KOSIK: So this is one of the most difficult races in the world, runners go up and down 3,000 feet on the mountain.

BLACKWELL: Yes, but Kenney never made it to the finish line back on July 4th, 2012. He slipped and fell more than 30 feet, suffered a traumatic brain injury.

After months of grueling rehabilitation, we know that comes with TBI, he came back to Mt. Marathon this July 4th, that's this weekend, and his wife cheered him to victory.




KOSIK: And Kenney finished the race in two hours, 21 minutes, 26 seconds that, beat the time limit by more than eight minutes.

BLACKWELL: Good there.

KOSIK: Pretty darn amazing.

Pit bulls, they've earned a reputation as mean dogs to some but these two have lit up the web with their friendship.


UNIDENTIFIED FEMALE: I happened to have a couple friends here and we were walking by a kennel and we just saw them just laying together and hugging each other, and it was just a perfect photo-op. When you get him out in the yard, you can see them play ball, they like to cuddle together, play together.

We have been getting many phone calls, many e-mails and we would hope that we could get more people to come in and see them.


BLACKWELL: They're Delaware and Kyra or Kyra. The two are at the Fulton County shelter here in Georgia. Amazingly, they had never met before they came to the shelter but now inseparable.

KOSIK: Want to adopt them? If you're interested or any other pet, you could reach out to the shelter online.

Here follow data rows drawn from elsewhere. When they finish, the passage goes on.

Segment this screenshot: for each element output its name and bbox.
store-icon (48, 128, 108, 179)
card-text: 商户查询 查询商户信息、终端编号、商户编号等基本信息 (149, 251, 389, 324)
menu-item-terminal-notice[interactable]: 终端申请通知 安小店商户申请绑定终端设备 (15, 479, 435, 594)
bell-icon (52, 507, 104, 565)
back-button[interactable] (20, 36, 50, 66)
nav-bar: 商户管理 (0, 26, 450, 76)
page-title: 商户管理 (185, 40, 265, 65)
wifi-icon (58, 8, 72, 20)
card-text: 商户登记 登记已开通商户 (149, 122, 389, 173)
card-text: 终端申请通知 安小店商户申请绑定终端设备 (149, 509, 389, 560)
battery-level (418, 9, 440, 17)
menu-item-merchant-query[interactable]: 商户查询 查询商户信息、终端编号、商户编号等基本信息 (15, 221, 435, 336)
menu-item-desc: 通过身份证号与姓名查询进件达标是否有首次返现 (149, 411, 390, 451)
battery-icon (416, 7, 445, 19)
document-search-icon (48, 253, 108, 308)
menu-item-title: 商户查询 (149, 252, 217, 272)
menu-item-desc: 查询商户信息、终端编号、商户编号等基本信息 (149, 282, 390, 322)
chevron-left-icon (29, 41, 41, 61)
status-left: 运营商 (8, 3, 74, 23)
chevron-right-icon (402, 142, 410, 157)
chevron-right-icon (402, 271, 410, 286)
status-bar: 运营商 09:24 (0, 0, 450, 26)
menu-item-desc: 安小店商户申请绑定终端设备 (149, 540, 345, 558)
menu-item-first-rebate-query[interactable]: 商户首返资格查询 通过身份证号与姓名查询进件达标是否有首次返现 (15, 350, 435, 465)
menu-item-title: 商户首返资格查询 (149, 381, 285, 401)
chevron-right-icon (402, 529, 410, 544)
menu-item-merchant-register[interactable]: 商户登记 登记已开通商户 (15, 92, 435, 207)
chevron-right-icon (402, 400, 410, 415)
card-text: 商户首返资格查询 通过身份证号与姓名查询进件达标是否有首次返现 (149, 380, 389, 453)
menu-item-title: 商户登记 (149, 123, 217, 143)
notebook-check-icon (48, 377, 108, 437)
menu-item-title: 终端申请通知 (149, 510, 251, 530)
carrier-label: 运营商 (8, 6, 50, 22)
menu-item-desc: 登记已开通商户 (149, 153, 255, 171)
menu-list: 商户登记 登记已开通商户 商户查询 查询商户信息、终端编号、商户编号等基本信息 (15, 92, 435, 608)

Thanks for starting your morning with us. BLACKWELL: Next hour of your NEW DAY continues right now.

KOSIK: Good morning, I'm Alison Kosik. I'm in this morning for Christi Paul.

BLACKWELL: I'm Victor Blackwell, pleasure as always to be with you, 8:00 here now on the East Coast.

This is NEW DAY SUNDAY and first this morning new images of the Florida teenager who was allegedly beaten up by Israeli Police Forces in Jerusalem.